6 In het aanvullend cassatieverzoekschrift wordt betoogd dat uit het proces-verbaal kan worden afgeleid dat a) de mededeling van het hof dusdanig onduidelijk was dat [verzoeker] er op mocht vertrouwen dat alle relevante stukken nog mochten worden ingediend; of b) dat het proces-verbaal achteraf onjuist is opgesteld in de wetenschap dat [verweerster] zich gelegitimeerd achtte om - nadat de zaak al in staat van wijzen verkeerde - zich tot het hof te wenden met het hierna onder 2.6 bedoelde kort gedingvonnis.
7 [Verweerster] heeft bedoelde stukken niet overgelegd.
8 Zie bijlage 2 bij de faxbrief van mr.
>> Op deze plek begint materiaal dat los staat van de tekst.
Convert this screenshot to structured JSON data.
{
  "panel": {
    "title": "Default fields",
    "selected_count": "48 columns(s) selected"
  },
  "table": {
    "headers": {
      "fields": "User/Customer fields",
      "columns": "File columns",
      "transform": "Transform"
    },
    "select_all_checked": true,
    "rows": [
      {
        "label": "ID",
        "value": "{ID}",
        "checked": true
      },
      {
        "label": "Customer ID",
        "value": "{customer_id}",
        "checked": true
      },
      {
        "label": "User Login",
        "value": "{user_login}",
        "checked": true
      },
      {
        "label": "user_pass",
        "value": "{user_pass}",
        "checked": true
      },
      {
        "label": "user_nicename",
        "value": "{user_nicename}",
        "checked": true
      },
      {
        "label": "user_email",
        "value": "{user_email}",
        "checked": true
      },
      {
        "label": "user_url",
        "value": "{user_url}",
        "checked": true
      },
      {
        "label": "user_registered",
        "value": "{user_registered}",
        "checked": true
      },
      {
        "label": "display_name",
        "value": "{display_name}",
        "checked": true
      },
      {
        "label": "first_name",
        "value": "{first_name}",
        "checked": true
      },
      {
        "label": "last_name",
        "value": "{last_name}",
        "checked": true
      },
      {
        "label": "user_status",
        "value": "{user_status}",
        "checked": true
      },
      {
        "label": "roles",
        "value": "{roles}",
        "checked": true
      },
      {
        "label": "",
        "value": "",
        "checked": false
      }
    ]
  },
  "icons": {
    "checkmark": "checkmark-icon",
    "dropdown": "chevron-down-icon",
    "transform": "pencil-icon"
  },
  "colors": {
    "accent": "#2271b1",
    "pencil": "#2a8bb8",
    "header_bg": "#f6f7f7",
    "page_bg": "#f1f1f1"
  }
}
Hellendoorn van 13 september 2012 aan het hof.
9 Zie bijv. HR 17 februari 2006, LJN AU4616, (NJ 2006/156); HR 16 februari 2004, LJN AO1941, (NJ 2004/425).
10 Zie daarover o.m. HR 11 juli 2008, LJN BD3705, (NJ 2008/404) en Polak Pannevis, Insolventierecht 2011, par. 3.14.6 met verwijzingen naar rechtspraak.
11 HR 2 mei 2003, LJN AF3431, (JOL 2003/259). Zie voorts V.C.A. Lindijer, De goede procesorde, 2006, nrs. 216-220.
12 Zie ook Lindijer, a.w., nr. 156.
13 Zie o.a. Lindijer, a.w., nr. 156 e.v. en Asser Procesrecht/Bakels, Hammerstein & Wesseling-van Gent 4 2012/114 over HR 8 februari 1991, LJN AD1399 (NJ 1992/406) en HR 10 januari 1992, LJN ZC0473 (NJ 1992/195).
14 Zie de conclusie vóór HR 16 mei 2008, LJN BC7474, (RvdW 2008/523) met verwijzing naar o.m. de conclusie van A-G Strikwerda vóór HR 14 april 2006, LJN AV0055, (RvdW 2006/396) met verdere verwijzingen.
15 Rov. 3.2 en 3.4.1, onbestreden in cassatie.
16 Zie o.m. HR 26 augustus 2003, LJN AI0371, (NJ 2003/693).
17 Wessels Insolventierecht I, 3e druk 2012, par. 1184.